Chaque année, plus de 1 100 réfugiés sont réinstallés dans l’Utah grâce aux bons soins d’une antenne du Comité international de secours (IRC) et des Catholic Community Services. Ces groupes les accompagnent pendant les neuf mois après leur arrivée pour les aider à trouver du travail, à payer leur loyer et à acheter ce dont ils ont besoin au quotidien, à commencer par de la nourriture. En outre, « nous assurons un suivi pendant 24 mois », explique Patrick Poulin, de l’IRC. C’est une façon de les aider à franchir de nouvelles étapes qui pourraient leur poser des difficultés, par exemple la réinscription des enfants à l’école, la renégociation d’un bail ou la demande d’une carte verte au bout d’un an.

C’est d’ailleurs l’IRC qui gère l’East African Refugee Goat Project, une autre façon d’aider des réfugiés à s’intégrer.
Ceux qui s’intéressent à la cuisine trouvent de l’aide au Spice Kitchen Incubator, qui leur enseigne des compétences culinaires.

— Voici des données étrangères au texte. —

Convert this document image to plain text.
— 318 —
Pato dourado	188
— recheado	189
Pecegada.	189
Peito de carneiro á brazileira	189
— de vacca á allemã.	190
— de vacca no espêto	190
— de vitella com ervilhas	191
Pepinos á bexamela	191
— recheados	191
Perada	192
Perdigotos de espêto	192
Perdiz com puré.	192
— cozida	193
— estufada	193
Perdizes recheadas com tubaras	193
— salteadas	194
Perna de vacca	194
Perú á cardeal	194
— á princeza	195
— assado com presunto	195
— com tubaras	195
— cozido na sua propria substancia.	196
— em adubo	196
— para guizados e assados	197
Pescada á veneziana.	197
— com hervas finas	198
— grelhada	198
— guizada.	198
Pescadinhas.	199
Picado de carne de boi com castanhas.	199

Ils peuvent aussi louer sa cuisine commerciale pour préparer des plats destinés à la restauration ou à être vendus sur des marchés. À 41 ans et avec 25 ans d’expérience, Nour Eddin Abdul Bari n’avait pas besoin de cours de cuisine. Mais il a profité de conseils utiles dans le monde des affaires et même obtenu un prêt de 2 000 dollars pour couvrir les frais de tous les permis nécessaires pour ouvrir son restaurant.
Avant de venir aux États-Unis, il s’était réfugié d’abord en Libye, puis en Égypte. Au départ, il pensait que si la paix revenait en Syrie, il retournerait dans son pays, peut-être après une dizaine ou une quinzaine d’années. « Mais c’était avant que je n’arrive dans l’Utah. Maintenant, je suis chez moi ici », ajoute-t-il.